S 13 EG 16/08

Land
Nordrhein-Westfalen
Sozialgericht
SG Aachen (NRW)
Sachgebiet
Kindergeld-/Erziehungsgeldangelegenheiten
Abteilung
13
1. Instanz
SG Aachen (NRW)
Aktenzeichen
S 13 EG 16/08
Datum
2. Instanz
LSG Nordrhein-Westfalen
Aktenzeichen
L 13 EG 68/08
Datum
3. Instanz
Bundessozialgericht
Aktenzeichen
-
Datum
-
Kategorie
Urteil
Die Klage wird abgewiesen. Außergerichtliche Kosten haben die Beteiligten einander nicht zu erstatten.

Tatbestand:

Die Beteiligten streiten über einen Anspruch auf Elterngeld (auch) für die Zeit vom 18.10.2007 bis 17.01.2008 und die Zahlung von 900,00 EUR.

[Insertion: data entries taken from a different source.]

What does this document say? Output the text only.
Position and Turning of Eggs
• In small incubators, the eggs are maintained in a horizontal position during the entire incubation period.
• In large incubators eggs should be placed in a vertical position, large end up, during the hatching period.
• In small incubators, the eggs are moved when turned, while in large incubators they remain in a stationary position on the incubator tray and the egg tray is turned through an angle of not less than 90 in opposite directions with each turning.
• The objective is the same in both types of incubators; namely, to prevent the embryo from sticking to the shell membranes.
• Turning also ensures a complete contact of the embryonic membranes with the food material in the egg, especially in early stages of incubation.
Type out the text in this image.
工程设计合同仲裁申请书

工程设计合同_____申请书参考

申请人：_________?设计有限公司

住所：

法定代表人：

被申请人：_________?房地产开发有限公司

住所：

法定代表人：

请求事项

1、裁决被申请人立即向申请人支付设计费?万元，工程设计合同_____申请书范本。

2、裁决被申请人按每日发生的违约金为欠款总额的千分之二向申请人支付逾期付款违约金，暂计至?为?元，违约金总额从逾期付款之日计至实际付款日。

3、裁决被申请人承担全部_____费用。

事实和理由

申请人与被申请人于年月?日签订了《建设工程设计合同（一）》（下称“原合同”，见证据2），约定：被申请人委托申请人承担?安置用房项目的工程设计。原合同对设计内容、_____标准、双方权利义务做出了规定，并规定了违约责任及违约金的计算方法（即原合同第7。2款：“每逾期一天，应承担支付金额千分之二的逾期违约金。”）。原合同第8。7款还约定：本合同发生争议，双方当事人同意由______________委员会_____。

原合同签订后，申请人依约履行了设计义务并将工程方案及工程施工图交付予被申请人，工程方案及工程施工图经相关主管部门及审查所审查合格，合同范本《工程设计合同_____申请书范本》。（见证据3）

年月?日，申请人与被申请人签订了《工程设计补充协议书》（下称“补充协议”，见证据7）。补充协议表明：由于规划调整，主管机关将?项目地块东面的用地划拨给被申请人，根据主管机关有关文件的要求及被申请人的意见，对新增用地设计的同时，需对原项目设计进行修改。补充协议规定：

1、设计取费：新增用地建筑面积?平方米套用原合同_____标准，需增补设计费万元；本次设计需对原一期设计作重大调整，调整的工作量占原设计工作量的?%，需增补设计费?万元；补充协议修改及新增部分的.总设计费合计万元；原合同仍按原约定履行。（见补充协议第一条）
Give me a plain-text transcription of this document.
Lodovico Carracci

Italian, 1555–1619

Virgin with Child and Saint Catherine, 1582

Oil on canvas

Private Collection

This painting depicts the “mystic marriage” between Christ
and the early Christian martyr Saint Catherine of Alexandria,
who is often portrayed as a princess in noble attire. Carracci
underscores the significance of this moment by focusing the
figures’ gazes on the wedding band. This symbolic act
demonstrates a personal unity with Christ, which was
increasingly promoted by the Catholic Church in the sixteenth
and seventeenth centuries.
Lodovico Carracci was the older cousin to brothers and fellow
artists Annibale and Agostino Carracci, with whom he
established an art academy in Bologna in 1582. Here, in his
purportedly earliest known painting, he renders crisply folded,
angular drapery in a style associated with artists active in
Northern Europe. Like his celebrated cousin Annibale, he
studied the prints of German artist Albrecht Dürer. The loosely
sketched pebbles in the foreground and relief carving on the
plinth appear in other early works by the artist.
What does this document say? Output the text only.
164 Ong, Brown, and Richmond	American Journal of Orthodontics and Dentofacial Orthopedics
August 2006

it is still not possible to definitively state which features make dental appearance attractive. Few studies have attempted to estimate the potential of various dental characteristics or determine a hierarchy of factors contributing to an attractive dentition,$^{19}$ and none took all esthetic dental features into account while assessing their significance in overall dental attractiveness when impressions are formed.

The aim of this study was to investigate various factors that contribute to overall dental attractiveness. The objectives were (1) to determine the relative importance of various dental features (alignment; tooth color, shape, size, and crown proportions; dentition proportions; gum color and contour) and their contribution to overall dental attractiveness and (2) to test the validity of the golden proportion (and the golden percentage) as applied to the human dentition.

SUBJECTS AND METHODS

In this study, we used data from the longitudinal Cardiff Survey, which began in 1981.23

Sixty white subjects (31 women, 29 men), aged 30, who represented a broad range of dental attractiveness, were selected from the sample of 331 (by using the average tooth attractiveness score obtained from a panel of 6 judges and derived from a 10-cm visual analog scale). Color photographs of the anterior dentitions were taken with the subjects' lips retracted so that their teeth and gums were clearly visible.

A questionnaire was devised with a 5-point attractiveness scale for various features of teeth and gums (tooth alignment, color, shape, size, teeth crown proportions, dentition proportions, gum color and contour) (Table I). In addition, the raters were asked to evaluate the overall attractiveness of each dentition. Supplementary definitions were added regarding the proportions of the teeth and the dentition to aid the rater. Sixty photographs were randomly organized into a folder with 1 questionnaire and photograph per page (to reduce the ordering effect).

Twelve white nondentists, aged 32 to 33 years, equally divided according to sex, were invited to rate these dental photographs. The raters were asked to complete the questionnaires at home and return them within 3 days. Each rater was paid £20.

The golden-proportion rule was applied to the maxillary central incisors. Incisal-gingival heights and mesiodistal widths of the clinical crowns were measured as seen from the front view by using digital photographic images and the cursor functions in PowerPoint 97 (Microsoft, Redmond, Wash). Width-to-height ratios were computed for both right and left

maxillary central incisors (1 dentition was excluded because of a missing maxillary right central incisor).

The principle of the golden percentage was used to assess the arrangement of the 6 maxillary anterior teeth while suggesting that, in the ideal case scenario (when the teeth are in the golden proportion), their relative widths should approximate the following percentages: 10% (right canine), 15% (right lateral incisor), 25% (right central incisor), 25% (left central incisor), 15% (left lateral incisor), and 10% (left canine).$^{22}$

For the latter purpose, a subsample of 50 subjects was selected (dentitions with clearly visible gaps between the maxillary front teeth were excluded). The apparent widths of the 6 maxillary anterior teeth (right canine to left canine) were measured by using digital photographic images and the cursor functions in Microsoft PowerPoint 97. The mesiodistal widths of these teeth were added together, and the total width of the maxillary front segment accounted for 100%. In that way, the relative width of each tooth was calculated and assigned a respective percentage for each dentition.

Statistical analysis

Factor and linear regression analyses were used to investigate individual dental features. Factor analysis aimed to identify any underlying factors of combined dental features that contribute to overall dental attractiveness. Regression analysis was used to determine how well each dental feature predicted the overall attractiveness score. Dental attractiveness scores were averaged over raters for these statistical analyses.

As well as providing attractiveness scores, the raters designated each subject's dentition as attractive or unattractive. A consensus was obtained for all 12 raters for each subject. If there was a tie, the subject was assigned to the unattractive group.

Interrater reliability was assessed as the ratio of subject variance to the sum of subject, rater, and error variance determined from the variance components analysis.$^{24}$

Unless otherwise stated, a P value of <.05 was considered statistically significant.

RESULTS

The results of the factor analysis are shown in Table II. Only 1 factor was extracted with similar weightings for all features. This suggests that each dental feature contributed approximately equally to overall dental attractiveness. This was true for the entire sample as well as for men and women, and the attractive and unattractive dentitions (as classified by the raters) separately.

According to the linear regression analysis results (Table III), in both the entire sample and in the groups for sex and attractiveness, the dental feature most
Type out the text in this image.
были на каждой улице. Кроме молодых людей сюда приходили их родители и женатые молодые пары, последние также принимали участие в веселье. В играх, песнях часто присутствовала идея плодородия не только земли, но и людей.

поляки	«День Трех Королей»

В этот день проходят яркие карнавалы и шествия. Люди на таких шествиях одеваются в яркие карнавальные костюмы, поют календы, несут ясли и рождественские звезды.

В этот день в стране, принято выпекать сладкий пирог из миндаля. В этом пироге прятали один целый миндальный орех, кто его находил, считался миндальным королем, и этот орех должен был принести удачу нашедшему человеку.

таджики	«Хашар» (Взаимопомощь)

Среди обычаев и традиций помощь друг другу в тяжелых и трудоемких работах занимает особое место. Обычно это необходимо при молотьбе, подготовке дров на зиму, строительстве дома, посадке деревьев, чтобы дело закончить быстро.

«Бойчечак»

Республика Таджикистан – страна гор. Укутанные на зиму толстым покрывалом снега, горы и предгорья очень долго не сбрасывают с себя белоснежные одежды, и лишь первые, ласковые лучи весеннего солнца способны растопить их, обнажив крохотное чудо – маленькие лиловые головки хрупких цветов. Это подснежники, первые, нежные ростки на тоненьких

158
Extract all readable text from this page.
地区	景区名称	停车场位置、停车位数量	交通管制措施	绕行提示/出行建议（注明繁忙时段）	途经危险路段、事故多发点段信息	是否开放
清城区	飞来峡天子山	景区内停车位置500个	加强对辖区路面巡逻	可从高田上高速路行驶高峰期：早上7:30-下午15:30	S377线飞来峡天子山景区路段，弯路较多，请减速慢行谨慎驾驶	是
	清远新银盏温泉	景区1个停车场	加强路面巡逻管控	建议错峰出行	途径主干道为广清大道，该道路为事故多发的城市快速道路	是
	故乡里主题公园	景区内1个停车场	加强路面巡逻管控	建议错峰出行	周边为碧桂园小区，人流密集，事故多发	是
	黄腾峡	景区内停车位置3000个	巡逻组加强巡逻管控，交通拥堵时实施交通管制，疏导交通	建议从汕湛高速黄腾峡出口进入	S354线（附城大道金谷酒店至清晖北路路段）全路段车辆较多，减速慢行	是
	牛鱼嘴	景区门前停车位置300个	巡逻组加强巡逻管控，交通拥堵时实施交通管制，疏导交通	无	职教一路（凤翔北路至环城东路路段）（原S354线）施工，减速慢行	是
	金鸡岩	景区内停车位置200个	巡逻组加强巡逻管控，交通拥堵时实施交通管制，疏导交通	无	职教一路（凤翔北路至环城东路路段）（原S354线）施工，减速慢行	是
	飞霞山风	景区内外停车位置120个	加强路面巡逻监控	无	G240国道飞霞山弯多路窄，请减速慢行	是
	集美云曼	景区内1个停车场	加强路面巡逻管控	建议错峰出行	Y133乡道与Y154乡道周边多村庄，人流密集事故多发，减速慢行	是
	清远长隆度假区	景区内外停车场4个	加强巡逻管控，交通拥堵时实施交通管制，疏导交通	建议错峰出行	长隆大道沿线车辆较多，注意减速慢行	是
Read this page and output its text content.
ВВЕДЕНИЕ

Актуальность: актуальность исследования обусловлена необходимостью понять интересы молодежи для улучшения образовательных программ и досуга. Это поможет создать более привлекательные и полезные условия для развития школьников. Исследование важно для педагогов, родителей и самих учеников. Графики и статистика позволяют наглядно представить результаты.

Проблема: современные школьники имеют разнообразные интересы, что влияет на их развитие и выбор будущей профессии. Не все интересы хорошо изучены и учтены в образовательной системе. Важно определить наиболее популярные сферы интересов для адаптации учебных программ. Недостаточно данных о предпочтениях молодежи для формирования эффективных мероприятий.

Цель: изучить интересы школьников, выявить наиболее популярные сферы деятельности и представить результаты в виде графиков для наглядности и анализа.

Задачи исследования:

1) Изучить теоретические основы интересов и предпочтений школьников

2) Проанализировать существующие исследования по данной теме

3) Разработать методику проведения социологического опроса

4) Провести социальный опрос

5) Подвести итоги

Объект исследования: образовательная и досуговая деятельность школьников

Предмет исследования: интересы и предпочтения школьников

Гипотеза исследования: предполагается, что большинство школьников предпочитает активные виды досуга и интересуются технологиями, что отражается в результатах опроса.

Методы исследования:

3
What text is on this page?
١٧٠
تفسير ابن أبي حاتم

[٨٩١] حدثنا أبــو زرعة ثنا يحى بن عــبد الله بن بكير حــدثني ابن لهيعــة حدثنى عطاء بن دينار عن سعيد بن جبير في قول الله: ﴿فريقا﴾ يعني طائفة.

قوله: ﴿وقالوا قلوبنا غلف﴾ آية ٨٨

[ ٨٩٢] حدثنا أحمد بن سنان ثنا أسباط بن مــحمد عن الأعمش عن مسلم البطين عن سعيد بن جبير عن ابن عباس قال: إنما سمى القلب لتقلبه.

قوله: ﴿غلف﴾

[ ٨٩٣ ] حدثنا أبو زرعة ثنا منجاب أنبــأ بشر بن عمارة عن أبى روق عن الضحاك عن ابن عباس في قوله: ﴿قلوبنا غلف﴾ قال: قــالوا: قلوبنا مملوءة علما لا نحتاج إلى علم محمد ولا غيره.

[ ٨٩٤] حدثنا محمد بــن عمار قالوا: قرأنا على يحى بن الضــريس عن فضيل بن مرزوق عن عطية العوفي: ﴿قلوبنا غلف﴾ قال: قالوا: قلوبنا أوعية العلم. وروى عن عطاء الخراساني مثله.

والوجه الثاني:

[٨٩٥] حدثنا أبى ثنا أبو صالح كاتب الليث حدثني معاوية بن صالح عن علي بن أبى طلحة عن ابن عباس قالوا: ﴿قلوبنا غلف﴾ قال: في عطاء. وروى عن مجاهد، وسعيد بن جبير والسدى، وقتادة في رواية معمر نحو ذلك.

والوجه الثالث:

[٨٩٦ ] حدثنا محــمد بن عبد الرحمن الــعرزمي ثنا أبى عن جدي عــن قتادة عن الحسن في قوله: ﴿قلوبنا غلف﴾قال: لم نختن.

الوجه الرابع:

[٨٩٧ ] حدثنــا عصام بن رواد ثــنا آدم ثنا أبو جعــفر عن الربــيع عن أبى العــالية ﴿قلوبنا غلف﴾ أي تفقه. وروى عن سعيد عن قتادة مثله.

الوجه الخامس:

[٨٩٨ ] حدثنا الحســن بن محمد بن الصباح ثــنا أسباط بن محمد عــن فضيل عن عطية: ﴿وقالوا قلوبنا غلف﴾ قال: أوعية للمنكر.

Die am 00.00.0000 geborene Klägerin ist verheiratet; sie ist myanmarische (birmanische) Staatsangehörige. Sie reiste am 18.05.2007 nach Deutschland ein und beantragte Asyl. Am 18.10.2007 gebar sie das Kind K. Das Bundesamt für Migration und Flüchtlinge lehnte durch rechtskräftigen Bescheid vom 25.06.2007 die Anerkennung als Asylberechtigte ab; durch weiteren rechtskräftigen Bescheid vom 31.10.2007 erkannte es die Flüchtlingseigenschaft der Klägerin an und stellte ein Abschiebeverbot gemäß § 60 Abs. 1 Aufenthaltsgesetz (AufenthG) in Bezug auf Myanmar (Birma) fest. Seit 01.12.2007 bezieht die Klägerin Leistungen nach dem Zweiten Buch Sozialgesetzbuch (SGB II); bis dahin hatte sie Leistungen nach dem Asylbewerberleistungsgesetz (AsylbLG) bezogen.

Am 17.01.2008 erteilte ihr die Ausländerbehörde eine Aufenthaltserlaubnis gemäß § 25 Abs. 2 AufenthG und gestattete ihr eine Erwerbstätigkeit.

Am 06.02.2008 beantragte die Klägerin Elterngeld für den ersten bis zwölften Lebensmonat des Kindes K.

Der Beklagte bewilligte durch Bescheid vom 11.02.2008 Elterngeld für den vierten bis zwölften Lebensmonat (vom 18.01. bis 17.10.2008) des Kindes K. in Höhe von monatlich 300,00 EUR. Elterngeld für die davor liegenden drei Monate lehnte er ab mit der Begründung, die Klägerin sei in dieser Zeit nicht im Besitz eines anspruchsbegründenden Aufenthaltstitels gewesen.

Dagegen legte die Klägerin am 28.02.2008 Widerspruch ein, den die Bezirksregierung N. durch Widerspruchsbescheid vom 10.07.2008 zurückwies.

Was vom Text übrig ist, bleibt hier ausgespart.